Вот и штаба, с финчастью, с секреткой, с постом 1 1 на положенном месте не оказалось. Недоумевая, я попытался наощупь найти хотя бы дверь солдатской чайной, но и ее на прежнем месте не обнаружилось. Передо мной была густеющая с каждым шагом, душная темная мгла. Туман был и справа, и слева, и над головой, и лишь по возгласам Филина я определил обратное направление. Собственно говоря, от родного гарнизона остался один лишь плац с несколькими зданиями по периметру. Чудом уцелел свинарник, штурмовая полоса со стоящей за ней дежурной радиостанцией, склад ГСМ, спецхранилище, фрагмент забора с караульной вышкой и ярким прожектором на ней.

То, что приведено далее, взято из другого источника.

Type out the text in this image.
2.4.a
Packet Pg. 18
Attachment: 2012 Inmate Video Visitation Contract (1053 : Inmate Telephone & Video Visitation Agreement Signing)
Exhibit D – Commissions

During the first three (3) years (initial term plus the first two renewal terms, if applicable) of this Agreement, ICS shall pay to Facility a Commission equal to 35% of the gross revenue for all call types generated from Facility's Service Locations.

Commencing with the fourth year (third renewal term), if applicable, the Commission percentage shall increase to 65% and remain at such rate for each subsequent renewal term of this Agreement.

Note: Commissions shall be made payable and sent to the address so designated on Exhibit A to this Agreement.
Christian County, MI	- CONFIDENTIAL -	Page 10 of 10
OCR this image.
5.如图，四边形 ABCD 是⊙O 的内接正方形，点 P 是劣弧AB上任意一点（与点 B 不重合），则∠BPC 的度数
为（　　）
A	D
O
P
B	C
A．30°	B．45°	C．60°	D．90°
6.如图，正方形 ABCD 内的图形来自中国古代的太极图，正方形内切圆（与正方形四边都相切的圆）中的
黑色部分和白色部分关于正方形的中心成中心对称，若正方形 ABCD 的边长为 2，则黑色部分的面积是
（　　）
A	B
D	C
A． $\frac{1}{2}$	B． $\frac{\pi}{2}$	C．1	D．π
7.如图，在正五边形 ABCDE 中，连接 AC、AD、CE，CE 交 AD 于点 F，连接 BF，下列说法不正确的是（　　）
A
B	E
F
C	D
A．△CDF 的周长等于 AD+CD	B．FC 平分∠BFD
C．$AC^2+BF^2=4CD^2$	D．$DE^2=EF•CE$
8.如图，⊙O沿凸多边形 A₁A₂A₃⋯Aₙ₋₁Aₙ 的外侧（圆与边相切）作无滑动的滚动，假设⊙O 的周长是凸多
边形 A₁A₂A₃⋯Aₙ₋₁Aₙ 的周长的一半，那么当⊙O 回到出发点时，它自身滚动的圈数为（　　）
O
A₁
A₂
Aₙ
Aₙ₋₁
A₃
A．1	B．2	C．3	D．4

Помнишь, манкурт, как стоя на ночном посту, ты мучительно всматривался во мрак. Сколько раз за службу ты до рези в глазах глядел в предрассветных сумерках туда, за фольварк, за капустное поле — на восток, Тюхин, в сторону своей Родины. Время шло, а солнце все не всходило и не всходило и тебе, паникеру, уже мерещилось нечто совершенно невозможное, несусветное, противное самой марксистско-ленинской природе вещей: а ну как облако за рекой так и не озарится, не окрасится розоватым багрянцем та сторона поднебесья, под которой имела место быть твоя единственная во всем мирозданьи страна, твоя Россия, Тюхин?! И какое счастье, какая радость вскипала в неподвластной всяким там Бдеевым душе твоей, когда утро все-таки наступало, а стало быть где-то там, далеко-далеко, аж за двумя государственными границами, бренчал первый питерский трамвай, били куранты на Спасской башне, как ни в чем не бывало, даже без главной гайки в моторе, выезжал на колхозное поле дедулинский трактор. «Нет, мы еще повоюем, Витюша, — сами собой шептали губы твои, — еще почитаем со сцены Политехнического что-нибудь свое, тюхинское!..»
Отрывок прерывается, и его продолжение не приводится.